London - Das Wort "Hippie" kommt ursprünglich von "hip wannabe" (zu Deutsch etwa: "Möchtegern-Angesagter") und war am Anfang als Schmähbegriff gedacht. Ein New Yorker Radiosender bezeichnete damit die jungen Leute in alten Klamotten, die Mitte der Sechziger nach Greenwich Village zogen, um gemeinsam gegen das Establishment und vor allem hip zu sein. Nun hat der britische Sender UKTV History einem Bericht des "Guardian" zufolge entlarvt: Viele aus der Generation der Hippies übertreiben heute ganz ordentlich, wenn es um die Zeiten von damals geht - um bei ihren Kindern als cool dazustehen.

Der Sender befragte 3000 Briten, die in den Sechzigern groß wurden, und fand Erstaunliches heraus: So behauptete ein Viertel der Befragten, damals Hippie gewesen zu sein. Bei Nachfragen stellte sich heraus, dass es nur sechs Prozent wirklich waren. Die vermeintlichen Hippies gaben zudem allesamt an, zu high gewesen zu sein, um sich an die Sechziger zu erinnern. In Wahrheit hatten nur acht Prozent von ihnen überhaupt Marihuana geraucht. Und nur ein Prozent gab zu, wirklich LSD genommen zu haben.

Einer der Befragten, Mathew Coughland, 59, erzählt laut "Guardian", er habe vor seinen Kindern immer behauptet, in den sechziger Jahren ein starker Typ gewesen zu sein, der bei den großen Musikfestivals dabei war und die Beatles live gesehen hat.

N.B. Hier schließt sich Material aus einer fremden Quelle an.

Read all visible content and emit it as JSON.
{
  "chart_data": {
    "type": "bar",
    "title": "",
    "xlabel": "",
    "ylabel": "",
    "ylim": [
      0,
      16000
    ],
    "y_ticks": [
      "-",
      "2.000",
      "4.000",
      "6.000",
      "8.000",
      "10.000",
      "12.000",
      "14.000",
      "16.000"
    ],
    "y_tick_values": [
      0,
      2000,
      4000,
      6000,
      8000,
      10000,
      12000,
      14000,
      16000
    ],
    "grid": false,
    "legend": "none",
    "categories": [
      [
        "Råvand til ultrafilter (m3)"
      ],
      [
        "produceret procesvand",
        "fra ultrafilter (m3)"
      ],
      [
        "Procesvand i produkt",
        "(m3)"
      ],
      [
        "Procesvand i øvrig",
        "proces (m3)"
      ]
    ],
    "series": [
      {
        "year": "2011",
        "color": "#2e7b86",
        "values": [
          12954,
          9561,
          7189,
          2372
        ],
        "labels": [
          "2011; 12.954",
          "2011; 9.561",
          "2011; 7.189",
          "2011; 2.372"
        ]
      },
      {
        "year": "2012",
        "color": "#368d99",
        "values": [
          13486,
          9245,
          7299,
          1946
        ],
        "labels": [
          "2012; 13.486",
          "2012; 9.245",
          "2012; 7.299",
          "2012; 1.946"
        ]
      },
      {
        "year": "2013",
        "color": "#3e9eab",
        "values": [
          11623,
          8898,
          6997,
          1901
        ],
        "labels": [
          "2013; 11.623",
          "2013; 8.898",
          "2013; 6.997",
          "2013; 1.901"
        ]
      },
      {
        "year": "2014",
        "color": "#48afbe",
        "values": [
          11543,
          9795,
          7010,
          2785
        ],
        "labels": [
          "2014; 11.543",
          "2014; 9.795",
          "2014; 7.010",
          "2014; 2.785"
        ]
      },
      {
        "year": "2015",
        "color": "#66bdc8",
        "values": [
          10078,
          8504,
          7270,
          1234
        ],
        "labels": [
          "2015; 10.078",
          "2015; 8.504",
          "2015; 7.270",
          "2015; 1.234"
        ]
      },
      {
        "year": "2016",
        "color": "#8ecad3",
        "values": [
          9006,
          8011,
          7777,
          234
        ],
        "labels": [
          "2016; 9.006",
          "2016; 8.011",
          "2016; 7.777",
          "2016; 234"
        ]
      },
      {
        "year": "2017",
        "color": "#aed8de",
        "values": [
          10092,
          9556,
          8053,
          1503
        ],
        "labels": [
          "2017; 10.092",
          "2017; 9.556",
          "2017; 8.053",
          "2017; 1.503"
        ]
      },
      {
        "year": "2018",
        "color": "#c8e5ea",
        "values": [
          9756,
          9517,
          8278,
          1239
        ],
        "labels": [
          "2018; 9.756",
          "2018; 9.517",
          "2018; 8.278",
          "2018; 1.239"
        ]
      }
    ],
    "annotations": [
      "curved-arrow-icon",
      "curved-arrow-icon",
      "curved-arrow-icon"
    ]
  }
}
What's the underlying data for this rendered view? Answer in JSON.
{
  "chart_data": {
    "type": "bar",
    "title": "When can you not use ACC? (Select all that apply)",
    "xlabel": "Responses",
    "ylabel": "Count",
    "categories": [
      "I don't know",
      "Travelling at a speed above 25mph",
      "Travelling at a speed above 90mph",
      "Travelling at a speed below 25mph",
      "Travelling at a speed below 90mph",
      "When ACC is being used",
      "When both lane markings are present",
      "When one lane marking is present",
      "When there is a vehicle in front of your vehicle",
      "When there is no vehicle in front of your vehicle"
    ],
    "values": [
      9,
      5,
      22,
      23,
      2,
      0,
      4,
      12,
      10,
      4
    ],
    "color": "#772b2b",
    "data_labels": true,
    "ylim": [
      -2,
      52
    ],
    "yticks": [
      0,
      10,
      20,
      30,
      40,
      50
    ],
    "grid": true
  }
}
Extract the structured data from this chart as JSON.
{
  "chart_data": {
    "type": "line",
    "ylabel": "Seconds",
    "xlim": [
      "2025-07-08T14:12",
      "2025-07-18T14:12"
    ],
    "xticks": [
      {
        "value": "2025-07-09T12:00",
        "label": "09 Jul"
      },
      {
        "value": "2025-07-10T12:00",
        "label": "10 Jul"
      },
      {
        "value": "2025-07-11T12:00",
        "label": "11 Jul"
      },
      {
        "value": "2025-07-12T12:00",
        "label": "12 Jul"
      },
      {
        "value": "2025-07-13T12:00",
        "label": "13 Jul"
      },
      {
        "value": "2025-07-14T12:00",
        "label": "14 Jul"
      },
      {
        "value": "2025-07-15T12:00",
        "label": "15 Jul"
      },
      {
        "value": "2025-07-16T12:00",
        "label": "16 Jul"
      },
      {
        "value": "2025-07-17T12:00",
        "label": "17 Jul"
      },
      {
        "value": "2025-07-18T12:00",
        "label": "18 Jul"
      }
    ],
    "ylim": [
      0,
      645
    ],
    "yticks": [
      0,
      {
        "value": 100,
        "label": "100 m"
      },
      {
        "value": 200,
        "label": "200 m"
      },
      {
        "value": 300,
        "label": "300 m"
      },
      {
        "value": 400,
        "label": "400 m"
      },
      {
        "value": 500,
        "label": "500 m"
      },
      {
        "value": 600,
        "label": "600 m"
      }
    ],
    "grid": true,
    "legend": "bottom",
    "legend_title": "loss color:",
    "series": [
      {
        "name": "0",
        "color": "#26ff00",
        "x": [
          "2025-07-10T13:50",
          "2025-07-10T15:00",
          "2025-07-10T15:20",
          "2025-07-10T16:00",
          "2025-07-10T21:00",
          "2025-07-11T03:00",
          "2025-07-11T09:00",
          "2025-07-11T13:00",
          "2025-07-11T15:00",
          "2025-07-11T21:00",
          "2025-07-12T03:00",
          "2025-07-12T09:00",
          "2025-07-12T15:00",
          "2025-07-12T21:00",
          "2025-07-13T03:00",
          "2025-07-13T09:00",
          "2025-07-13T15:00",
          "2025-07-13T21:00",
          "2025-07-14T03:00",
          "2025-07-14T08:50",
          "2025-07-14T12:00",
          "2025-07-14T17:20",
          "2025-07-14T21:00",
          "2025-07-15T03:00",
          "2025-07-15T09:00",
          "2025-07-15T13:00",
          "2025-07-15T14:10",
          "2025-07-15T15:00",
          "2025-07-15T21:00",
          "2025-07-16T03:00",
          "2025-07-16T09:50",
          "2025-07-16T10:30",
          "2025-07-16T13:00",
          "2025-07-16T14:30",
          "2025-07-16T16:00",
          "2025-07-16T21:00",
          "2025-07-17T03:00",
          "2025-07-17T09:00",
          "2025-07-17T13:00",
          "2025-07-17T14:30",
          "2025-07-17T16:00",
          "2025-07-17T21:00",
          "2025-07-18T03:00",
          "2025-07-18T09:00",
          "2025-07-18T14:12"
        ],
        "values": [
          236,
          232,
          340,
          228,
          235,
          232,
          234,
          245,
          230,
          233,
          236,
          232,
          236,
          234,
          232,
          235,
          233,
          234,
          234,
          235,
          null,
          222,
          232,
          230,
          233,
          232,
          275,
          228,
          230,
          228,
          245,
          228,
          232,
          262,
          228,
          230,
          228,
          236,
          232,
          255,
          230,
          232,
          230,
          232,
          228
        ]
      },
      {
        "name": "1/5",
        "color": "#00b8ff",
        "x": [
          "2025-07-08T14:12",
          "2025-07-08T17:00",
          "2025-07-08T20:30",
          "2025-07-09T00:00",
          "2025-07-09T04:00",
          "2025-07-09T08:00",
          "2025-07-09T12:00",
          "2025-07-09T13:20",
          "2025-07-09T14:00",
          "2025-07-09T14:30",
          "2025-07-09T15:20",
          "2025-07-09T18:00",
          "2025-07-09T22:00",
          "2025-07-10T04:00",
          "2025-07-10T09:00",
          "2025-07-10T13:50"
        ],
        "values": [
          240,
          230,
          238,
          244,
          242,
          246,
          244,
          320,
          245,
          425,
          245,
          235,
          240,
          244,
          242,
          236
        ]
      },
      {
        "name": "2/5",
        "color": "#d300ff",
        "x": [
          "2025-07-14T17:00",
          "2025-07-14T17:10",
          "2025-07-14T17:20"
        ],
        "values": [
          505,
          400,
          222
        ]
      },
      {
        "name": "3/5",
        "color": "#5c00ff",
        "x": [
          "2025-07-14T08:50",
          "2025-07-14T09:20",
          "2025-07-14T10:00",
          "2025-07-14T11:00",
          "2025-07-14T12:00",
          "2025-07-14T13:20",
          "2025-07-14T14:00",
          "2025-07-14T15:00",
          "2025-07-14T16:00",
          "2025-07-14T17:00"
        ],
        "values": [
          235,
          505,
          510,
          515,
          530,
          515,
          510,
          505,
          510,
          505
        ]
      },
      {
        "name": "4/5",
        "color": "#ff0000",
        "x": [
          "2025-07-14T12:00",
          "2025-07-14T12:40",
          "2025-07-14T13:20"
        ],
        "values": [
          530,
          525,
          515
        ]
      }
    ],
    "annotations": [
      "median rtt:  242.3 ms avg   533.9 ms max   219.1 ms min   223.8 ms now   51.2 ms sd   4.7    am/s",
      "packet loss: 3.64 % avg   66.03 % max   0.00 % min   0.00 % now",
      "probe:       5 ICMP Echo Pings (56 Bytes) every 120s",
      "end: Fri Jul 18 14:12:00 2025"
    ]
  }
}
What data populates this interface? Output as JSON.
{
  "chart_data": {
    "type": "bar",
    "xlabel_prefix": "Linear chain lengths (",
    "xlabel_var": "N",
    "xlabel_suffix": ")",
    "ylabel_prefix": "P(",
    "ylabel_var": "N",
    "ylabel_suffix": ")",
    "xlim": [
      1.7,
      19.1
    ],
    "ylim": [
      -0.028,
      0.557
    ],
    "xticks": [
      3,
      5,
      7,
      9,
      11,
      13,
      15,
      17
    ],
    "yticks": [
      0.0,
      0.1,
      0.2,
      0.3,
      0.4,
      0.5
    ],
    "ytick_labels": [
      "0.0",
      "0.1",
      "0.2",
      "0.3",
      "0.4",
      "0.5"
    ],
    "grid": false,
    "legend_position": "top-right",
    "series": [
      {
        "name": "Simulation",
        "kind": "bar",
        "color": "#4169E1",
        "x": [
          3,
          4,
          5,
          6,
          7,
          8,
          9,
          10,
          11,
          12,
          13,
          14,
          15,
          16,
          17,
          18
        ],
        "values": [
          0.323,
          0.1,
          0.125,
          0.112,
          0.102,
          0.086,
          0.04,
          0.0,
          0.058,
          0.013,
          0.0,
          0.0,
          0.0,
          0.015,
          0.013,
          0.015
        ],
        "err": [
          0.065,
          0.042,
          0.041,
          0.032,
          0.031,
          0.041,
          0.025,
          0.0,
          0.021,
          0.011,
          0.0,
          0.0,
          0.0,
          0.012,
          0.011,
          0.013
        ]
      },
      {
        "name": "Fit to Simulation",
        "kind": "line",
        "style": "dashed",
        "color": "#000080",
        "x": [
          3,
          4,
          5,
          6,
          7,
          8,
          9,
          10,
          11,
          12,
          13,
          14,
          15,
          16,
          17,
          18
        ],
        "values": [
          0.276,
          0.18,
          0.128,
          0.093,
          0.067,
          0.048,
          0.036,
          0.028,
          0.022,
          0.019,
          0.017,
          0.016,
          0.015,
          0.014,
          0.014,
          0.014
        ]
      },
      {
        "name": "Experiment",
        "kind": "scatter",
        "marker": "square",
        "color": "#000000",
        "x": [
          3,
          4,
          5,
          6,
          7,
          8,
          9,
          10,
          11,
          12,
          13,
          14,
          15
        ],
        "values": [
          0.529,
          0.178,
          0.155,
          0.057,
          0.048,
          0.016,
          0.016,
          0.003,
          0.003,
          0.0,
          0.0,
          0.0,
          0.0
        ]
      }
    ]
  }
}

Als ihn sein Sohn dann vor ein paar Jahren auf ein Festival mitnahm und der Vater überhaupt nicht mit der Musik und der Szene klarkam, flog der Schwindel auf.

Sheila Whiteley, Professorin für Rock- und Pop-Kultur an der Salford University, bestätigte dem Blatt: "Es ist normal, dass Leute ihre jungen wilden Rock 'n' Roll Zeiten durch rosa Brillen sehen."